The bit of the tapestry that stood out for me was a depiction of Moses striking the rock at Ka’desh. What’s significant about it is that Moses has horns- and as a Jewish participant said – we know who else has horns. So what does this say about Moses and derivatively about Jews? It’s not unusual to have Moses depicted with horns in Christian art. Perhaps the most famous is Michelangelo’s statue of Moses in The Church of St Peter in Chains in Rome. Did Michelangelo really think Moses had horns? How on earth did this come about?
It’s thought to have originated with Jerome who translated the Hebrew bible into Latin. Exodus 34:29-30 says when Moses came down from Mt Sinai, having seen God face to face and having received the Ten Commandments ‘The skin of his face shone because he had been talking with God. When Aaron and all the Israelites saw Moses, the skin of his face was shining, and they were afraid to come near him’. It’s the word for shining that’s caused the problem. It seems the word in the Hebrew text is qaran or keren and while it can refer to a ray of light it can also refer to a horn. in Jerome’s latin translation he used the word ‘cornuta’ which certainly means a horn – of both the musical and animal kind. According to a commentary Jerome wrote to accompany his translation, he chose ‘horned’ as a metaphor for strength and authority which was not unusual as horns in the ancient world were often seen as symbols of power. However they did come to be associated with Satan and to the shame of Christianity contributed to the demonization of Jews for most of Christian history. In a visit to Poland a number of years ago there was often a horned figure on the periphery of nativity and crucifixion scenes.
So whether the translation of ‘keren’ was a mistake, a choice to show Moses’ authority, it had consequences which influenced people’s understanding of Jews for many centuries. Medieval Christendom abounded with stories and rumours about Jews, all of which we know were untrue. Jews were often in danger for their lives, particularly at this time of year when the stories of the Passion of Jesus led many to see Jews as God-killers. Often Jews would be advised to stay off the streets over the Easter weekend for their own safety.
It’s because of this memory that the second interfaith event was so meaningful. This afternoon, Good Friday, Interfaith Glasgow had invited interested people to attend the Catholic commemoration of the Passion and Death of Jesus. Part of the service is a reading of the Passion from the Gospel of St John. In this account there‘s a lot of talk about the Jews and the High Priests who were conspirators in sentencing Jesus to death. In the past when the scriptures were taken at face value this was taken as further evidence of the Jews as Christ – killers. Things have changed so much so that here I was this afternoon sitting with Jewish friends listening to this reading in a Catholic church with the opportunity to talk about it and ask questions afterwards. It was good to explain how scriptures are religious writings and not to be taken literally – that they reflect a theological position and in John’s case represent growing tensions between the synagogue and the Church. The Church acknowledges that Jesus was put to death by Roman authority and even though some Jewish leaders may have conspired in his death, it’s wrong to blame all Jews for this.

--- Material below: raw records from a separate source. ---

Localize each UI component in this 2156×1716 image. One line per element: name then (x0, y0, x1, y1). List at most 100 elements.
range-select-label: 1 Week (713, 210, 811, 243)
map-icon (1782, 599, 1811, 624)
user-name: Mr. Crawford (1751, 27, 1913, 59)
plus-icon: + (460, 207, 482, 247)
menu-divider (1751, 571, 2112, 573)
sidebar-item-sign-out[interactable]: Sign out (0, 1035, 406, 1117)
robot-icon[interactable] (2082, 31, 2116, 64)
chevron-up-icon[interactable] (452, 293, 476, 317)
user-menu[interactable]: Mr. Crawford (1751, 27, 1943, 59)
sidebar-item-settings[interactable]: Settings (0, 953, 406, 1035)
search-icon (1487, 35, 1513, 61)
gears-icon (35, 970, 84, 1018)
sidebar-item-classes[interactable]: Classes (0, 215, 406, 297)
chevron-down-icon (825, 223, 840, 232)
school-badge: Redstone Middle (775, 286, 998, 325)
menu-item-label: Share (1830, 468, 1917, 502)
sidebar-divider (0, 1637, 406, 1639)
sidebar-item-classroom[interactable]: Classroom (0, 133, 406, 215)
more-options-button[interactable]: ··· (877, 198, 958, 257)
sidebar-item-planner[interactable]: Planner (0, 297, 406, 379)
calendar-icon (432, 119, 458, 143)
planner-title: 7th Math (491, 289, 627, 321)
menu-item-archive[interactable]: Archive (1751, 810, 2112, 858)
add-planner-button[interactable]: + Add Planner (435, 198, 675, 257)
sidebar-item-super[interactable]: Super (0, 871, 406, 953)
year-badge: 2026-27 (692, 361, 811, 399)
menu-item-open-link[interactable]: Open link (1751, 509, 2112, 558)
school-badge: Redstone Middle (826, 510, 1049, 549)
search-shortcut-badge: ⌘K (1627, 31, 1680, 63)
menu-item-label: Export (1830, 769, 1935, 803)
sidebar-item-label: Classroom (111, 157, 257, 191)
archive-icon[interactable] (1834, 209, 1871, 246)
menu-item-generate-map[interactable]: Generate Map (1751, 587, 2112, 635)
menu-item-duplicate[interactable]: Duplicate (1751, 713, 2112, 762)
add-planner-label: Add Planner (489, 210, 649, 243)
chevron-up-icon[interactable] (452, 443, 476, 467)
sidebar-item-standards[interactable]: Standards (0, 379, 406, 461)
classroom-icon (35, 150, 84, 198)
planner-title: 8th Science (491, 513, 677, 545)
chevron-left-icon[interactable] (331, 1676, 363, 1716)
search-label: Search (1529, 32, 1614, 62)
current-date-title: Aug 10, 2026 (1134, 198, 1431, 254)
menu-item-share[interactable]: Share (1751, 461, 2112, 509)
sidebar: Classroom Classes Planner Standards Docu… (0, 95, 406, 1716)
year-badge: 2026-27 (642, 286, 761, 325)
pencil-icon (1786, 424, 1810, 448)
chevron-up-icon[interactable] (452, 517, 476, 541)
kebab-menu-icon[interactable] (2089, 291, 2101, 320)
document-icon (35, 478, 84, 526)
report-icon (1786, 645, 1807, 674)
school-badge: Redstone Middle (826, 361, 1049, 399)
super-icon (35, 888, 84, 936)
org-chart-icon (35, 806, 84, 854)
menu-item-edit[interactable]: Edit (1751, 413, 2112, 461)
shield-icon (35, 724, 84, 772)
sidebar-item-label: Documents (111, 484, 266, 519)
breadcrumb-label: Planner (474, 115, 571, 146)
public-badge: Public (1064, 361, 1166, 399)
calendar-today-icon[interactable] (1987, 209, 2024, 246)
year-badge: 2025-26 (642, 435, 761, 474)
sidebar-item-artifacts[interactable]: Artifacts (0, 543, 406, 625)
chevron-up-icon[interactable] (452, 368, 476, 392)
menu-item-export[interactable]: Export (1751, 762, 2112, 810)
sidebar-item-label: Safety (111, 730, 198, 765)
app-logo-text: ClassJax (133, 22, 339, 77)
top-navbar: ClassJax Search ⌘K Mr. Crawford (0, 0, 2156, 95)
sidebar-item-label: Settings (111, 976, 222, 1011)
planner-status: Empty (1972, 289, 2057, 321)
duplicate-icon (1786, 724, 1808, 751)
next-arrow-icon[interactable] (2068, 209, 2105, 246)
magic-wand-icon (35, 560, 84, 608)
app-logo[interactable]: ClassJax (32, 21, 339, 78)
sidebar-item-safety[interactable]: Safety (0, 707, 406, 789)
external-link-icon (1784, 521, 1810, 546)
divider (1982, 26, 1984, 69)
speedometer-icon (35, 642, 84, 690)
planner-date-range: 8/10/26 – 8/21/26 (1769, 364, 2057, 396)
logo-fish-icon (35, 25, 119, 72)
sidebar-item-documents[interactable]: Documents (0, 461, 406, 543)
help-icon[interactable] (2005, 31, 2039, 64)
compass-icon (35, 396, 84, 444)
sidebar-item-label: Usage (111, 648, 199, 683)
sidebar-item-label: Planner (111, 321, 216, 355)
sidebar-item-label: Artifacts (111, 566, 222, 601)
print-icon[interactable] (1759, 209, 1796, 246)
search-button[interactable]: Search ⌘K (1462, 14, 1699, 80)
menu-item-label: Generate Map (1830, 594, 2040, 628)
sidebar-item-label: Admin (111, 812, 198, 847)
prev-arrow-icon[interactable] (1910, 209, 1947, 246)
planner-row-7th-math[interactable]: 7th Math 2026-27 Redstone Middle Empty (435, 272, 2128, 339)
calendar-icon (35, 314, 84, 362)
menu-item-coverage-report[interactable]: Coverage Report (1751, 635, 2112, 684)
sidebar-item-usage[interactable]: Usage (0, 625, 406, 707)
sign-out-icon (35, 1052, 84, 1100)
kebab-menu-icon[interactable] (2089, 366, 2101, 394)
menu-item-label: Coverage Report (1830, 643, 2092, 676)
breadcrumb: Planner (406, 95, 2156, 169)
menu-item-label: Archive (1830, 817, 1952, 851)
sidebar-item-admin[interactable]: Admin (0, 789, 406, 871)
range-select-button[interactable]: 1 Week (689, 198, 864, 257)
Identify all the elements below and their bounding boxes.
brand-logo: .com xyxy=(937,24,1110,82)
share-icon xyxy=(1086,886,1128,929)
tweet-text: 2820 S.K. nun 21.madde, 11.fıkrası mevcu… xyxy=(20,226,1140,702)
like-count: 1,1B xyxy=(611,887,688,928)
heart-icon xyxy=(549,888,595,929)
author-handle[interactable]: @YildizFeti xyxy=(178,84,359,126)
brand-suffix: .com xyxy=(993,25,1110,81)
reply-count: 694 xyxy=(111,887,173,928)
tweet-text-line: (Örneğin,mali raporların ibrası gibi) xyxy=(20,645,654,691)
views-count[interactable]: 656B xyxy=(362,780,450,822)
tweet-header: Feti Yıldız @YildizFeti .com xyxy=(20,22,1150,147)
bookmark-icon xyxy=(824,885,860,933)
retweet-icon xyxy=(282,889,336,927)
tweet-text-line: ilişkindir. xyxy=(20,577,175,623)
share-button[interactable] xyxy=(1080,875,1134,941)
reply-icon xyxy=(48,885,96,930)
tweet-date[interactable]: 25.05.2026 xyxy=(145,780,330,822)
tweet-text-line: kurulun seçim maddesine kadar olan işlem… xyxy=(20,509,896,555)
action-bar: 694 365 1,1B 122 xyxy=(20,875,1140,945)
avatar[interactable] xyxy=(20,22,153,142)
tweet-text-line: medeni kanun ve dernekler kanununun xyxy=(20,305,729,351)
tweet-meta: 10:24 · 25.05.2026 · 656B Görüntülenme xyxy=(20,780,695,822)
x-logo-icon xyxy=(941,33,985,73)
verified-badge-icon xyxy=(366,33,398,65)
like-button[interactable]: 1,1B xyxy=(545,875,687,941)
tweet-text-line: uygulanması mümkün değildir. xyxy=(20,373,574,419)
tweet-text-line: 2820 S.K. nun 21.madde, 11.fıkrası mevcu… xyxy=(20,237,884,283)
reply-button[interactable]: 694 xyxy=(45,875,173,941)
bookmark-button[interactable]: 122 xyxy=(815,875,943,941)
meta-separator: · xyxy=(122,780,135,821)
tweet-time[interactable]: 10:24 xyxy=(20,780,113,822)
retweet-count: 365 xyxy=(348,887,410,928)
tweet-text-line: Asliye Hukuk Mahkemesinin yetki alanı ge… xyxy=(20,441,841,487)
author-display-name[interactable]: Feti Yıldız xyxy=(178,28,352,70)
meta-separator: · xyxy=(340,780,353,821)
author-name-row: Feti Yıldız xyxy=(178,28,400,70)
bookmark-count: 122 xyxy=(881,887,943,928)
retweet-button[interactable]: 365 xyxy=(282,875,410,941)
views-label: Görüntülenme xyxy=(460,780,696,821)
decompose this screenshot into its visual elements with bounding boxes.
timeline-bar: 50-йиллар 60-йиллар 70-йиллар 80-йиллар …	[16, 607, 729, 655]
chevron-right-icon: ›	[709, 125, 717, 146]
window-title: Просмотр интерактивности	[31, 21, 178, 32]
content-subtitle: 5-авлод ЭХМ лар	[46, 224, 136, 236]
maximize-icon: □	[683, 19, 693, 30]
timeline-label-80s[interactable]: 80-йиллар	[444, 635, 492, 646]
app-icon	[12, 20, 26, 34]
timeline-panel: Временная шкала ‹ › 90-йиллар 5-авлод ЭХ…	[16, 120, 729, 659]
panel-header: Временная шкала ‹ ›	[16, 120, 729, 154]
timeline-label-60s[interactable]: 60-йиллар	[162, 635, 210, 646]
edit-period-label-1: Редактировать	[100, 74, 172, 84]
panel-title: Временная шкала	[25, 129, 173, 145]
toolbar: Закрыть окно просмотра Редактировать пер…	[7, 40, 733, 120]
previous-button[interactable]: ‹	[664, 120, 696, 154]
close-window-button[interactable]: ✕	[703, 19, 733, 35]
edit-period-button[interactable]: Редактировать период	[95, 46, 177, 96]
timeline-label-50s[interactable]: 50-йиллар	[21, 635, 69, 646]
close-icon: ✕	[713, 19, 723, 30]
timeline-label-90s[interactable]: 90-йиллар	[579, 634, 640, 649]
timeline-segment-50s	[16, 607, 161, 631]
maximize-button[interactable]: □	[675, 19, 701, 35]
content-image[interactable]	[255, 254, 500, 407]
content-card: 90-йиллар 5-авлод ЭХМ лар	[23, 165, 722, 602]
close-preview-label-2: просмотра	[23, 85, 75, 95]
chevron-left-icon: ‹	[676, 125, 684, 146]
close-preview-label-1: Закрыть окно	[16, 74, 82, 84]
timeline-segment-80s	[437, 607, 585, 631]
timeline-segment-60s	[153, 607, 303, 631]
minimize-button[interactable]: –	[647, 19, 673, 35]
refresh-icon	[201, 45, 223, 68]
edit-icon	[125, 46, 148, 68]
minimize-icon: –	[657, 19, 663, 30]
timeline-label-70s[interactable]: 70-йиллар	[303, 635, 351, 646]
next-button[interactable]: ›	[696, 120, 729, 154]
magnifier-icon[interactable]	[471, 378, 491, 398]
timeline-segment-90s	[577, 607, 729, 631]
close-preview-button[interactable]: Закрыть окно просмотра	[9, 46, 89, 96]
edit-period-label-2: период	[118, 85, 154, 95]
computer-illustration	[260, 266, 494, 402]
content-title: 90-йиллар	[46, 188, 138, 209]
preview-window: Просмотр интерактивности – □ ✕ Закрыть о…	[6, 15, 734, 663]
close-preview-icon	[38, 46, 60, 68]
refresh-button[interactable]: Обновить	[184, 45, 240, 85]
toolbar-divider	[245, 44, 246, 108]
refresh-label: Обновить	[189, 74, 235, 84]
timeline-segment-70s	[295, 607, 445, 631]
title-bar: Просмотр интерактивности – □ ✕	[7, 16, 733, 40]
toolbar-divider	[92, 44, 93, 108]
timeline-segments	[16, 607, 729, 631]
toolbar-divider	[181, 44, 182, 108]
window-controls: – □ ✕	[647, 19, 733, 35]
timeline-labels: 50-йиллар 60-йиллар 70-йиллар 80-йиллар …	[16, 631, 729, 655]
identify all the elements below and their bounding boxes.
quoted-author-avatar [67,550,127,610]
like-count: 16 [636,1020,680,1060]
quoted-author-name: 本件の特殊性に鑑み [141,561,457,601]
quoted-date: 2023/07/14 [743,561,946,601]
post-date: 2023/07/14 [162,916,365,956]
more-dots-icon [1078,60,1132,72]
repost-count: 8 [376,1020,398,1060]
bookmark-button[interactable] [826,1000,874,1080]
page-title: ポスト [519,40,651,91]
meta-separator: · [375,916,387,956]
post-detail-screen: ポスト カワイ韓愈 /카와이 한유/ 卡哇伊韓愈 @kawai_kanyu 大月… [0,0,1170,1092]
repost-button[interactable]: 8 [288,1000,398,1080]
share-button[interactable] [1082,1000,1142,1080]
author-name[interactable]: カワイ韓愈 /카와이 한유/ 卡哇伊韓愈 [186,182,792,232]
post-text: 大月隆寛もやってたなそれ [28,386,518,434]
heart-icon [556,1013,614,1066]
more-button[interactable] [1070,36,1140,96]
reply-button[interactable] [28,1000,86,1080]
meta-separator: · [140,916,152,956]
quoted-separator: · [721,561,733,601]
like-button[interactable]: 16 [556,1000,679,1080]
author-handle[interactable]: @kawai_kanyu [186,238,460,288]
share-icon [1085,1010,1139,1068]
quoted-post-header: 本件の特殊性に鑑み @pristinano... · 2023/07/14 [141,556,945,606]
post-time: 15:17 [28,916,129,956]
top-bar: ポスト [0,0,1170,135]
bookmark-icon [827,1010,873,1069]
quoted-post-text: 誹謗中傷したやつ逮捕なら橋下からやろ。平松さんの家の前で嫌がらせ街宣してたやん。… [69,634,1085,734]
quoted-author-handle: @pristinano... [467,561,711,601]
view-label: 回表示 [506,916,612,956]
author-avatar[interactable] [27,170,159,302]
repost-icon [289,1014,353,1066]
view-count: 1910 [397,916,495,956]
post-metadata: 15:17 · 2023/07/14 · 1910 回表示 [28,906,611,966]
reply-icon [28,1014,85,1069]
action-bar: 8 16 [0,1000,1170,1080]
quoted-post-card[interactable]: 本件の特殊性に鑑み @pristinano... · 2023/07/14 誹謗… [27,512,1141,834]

If ever there was a sign that things had changed this was it. Afterwards our Jewish friends were going off to celebrate the first day of Pesach, the foundational feast of their faith and one which gives meaning and interpretation to the life of Jesus. Thank God we Catholics now appreciate and acknowledge our family relationship with Judaism. We rejoice in our friendships. And at this Easter period remember our Jewish brothers and sisters in the faith as we celebrate our own Passover with deeper meaning.